Образы, которые он посылает, теперь наполнены красками: не размытые серые очертания снежных долин, а болезненные вспышки ожесточенного сражения: стоны умирающих тонут в лязге мечей и неестественно громких хлопках крыльев, гарь застилает взгляд, а вековые снега тают в горячей крови.
Невольно вздыхаю, голова идет кругом, и только поддержка Грима не дает упасть.
— Что ты мне показал? — спрашиваю Мастера.
«Часть прошлого, которого я не помню», — грустит он.

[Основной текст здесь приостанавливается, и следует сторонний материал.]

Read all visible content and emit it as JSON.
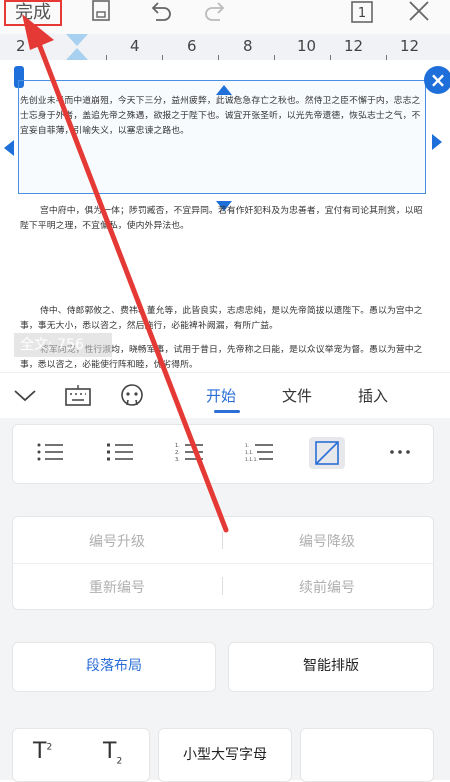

Мастера — не пустышки-прислужники, они — живые сущности со своим характером и причудами. И я почти физически ощущаю тоску этого потерянного духа. То, что причинило боль мне, его терзает во сто крат сильнее.
— Если бы ты показал больше, мы могли бы отыскать твой дом, — предлагаю я. Если принести из прежнего жилища хоть щепотку пыли — Мастеру будет легче закрепиться на новом месте.
Знаю, что он пробует, пытается, но лишь рычит от негодования за собственную слабость.
— В следующий раз, — сдаюсь я.
Не знаю, что за осколок памяти он вонзил мне в голову, но чувствую ужасную слабость и не отказалась бы прилечь, хоть на улице лишь немного за полдень и обычно я не позволяю себе валяться в постели, когда есть масса нерешенных дел. Честно обхожу спальню стороной, но все равно оказываюсь там и проваливаюсь в самый странный сон, какой только видела в своей жизни: чувствую себя птицей, которая низко парит над заснеженными просторами, высматривая что-то среди древних развалин и мерзлых льдов. Я словно ищу что-то… или кого-то, и внутри меня звенит щемящая боль, потому что знаю — этого давным-давно нет, и как бы низко я не летала, сколько бы слез не пролила, чуда все равно не произойдет.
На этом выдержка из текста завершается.